Barack Obama ordonne un rapport complet sur les attaques informatiques qui ont eu lieu pendant l'élection présidentielle. Pendant toute la campagne, la Russie a été suspectée d'interférer avec le processus électoral américain.

Avant de quitter le bureau ovale le 20 janvier 2017, Barack Obama voudra savoir si la Russie a interféré avec la campagne présidentielle américaine et, si c’est le cas, dans quelle mesure cette immixtion a pesé sur le scrutin final. C’est pour cette raison que le président vient de réclamer un rapport complet sur les attaques informatiques qui ont lieu pendant la campagne, fait savoir le New York Times.

Selon le journal, les agences de renseignement américaines ont conclu avec un haut degré de confiance que la Russie a agi de façon dissimulée lors des dernières étapes de la campagne présidentielle pour nuire aux chances de la candidate démocrate, Hillary Clinton. Le candidat républicain, Donald Trump, est vu depuis Moscou comme étant moins enclin à contester les intérêts russes.

Obama Bureau Ovale
CC Pete Souza

Déjà au mois d’octobre, deux services de renseignement estimaient qu’il ne faisait aucun doute que les opérations de piratage qui avaient touché le camp démocrate ont été pilotées depuis Moscou. « Nous croyons, au regard de l’étendue et de la sensibilité de ces tentatives, que seuls les plus hauts gradés des officiels russes ont pu autoriser ces activités », déclaraient-ils.

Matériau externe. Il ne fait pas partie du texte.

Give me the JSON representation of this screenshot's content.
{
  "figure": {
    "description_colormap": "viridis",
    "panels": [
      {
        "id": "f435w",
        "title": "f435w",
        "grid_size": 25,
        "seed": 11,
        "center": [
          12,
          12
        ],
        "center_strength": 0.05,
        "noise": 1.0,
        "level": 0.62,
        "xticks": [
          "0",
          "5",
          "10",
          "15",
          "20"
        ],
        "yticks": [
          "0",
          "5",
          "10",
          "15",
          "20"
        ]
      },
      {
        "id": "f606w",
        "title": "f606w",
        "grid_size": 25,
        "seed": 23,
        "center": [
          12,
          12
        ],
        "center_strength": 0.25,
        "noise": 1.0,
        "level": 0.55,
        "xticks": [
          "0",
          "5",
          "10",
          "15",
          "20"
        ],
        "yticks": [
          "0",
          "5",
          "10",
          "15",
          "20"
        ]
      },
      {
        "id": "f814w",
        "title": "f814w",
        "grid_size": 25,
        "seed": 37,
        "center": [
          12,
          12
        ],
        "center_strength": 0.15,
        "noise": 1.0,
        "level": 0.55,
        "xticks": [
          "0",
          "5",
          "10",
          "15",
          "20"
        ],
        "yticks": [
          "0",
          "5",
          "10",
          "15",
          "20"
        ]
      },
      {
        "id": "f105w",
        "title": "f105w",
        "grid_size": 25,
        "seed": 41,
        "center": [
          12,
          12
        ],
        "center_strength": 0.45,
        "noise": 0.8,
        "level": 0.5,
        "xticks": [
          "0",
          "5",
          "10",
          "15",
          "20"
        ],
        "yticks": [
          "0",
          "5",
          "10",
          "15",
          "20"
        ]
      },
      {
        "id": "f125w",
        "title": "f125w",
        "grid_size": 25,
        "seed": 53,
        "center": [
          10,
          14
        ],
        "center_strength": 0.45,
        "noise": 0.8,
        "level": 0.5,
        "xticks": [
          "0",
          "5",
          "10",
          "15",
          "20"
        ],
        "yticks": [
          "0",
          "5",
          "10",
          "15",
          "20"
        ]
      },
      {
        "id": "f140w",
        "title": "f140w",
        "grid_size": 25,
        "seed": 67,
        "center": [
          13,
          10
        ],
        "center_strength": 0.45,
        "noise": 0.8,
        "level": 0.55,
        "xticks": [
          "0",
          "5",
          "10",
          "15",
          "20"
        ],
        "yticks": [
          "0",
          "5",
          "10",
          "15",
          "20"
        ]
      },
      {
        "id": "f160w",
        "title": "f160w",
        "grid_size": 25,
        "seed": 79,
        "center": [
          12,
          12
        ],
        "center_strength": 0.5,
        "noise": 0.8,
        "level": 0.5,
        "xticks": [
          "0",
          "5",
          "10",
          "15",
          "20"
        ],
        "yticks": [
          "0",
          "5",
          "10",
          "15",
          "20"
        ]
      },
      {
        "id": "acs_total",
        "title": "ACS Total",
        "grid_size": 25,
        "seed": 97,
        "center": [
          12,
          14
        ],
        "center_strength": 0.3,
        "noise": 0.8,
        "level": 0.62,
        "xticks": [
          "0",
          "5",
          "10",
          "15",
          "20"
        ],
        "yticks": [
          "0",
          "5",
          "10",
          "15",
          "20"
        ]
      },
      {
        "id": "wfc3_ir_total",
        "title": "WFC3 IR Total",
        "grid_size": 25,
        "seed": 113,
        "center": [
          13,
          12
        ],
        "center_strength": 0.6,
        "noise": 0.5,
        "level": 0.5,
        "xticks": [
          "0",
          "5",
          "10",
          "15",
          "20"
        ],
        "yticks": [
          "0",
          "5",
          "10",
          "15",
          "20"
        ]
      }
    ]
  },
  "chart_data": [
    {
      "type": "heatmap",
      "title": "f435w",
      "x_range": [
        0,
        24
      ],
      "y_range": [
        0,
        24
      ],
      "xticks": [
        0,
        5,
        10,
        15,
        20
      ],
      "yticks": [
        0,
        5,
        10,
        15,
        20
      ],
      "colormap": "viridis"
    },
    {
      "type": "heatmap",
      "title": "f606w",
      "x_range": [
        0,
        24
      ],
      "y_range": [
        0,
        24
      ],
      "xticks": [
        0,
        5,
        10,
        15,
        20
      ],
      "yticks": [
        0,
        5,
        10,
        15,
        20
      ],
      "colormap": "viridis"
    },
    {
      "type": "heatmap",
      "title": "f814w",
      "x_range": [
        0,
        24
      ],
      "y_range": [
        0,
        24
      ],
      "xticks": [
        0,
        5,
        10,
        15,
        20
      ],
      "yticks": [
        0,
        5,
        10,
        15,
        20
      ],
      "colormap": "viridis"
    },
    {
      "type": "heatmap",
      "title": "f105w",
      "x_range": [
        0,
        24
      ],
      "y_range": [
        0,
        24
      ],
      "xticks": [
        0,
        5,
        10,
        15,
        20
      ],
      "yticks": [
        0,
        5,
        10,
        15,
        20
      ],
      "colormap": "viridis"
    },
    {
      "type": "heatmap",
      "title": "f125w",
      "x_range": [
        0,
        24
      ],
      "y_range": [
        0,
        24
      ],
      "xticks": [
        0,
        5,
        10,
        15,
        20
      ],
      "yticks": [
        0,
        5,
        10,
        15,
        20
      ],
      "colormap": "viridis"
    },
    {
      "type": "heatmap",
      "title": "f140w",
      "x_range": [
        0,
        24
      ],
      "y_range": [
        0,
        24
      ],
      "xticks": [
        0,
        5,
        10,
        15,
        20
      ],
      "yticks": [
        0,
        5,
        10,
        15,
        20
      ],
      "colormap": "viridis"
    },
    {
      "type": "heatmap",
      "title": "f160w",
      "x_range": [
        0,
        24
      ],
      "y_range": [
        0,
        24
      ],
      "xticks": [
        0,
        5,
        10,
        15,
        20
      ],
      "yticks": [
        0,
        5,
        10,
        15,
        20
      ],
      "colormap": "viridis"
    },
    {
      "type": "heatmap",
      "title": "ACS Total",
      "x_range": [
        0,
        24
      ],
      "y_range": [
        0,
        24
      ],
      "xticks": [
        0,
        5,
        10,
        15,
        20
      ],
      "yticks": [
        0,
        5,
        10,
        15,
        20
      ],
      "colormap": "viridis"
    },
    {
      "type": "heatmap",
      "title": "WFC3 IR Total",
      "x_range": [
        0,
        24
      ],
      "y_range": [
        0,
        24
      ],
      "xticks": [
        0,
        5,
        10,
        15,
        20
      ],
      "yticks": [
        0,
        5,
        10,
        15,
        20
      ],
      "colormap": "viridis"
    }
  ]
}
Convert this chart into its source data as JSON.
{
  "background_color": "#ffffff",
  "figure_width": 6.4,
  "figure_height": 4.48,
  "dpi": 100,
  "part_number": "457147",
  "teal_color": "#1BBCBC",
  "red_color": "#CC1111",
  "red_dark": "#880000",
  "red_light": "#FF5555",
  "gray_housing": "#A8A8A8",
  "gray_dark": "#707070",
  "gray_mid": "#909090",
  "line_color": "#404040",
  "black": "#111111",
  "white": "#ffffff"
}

« Ces vols et ces divulgations ont pour but d’interférer avec le processus électoral aux USA », était-il ajouté. L’accusation était alors signée par le département de la sécurité intérieure et le bureau du directeur du renseignement national, en faisant référence au piratage de près de 20 000 courriels du Conseil national démocrate, publiés par WikilLaks, accusé lui-même de partialité pro-Trump.

Il ne s’agit pas d’une tentative visant à remettre en cause le résultat de l’élection

Mais si Barack Obama tient à obtenir un rapport sur la situation, il ne s’agit pas d’une façon de contester le résultat du vote du 8 novembre. « Il faut être clair : il ne s’agit pas d’une tentative visant à remettre en cause le résultat de l’élection », a précisé Eric Schultz, porte-parole de l’exécutif américain, cité par l’AFP. Même si le système électoral américain est injuste par divers aspects, c’est Donald Trump qui a gagné.

Quant à savoir si le rapport sera diffusé au public, cela reste à voir. Les conclusion doivent être partagées avec les membres du congrès. Une version expurgée pourrait également être proposée pour la population, au motif que des informations très sensibles devraient vraisemblablement figurer à l’intérieur et qu’elles ne pourraient pas être publiées.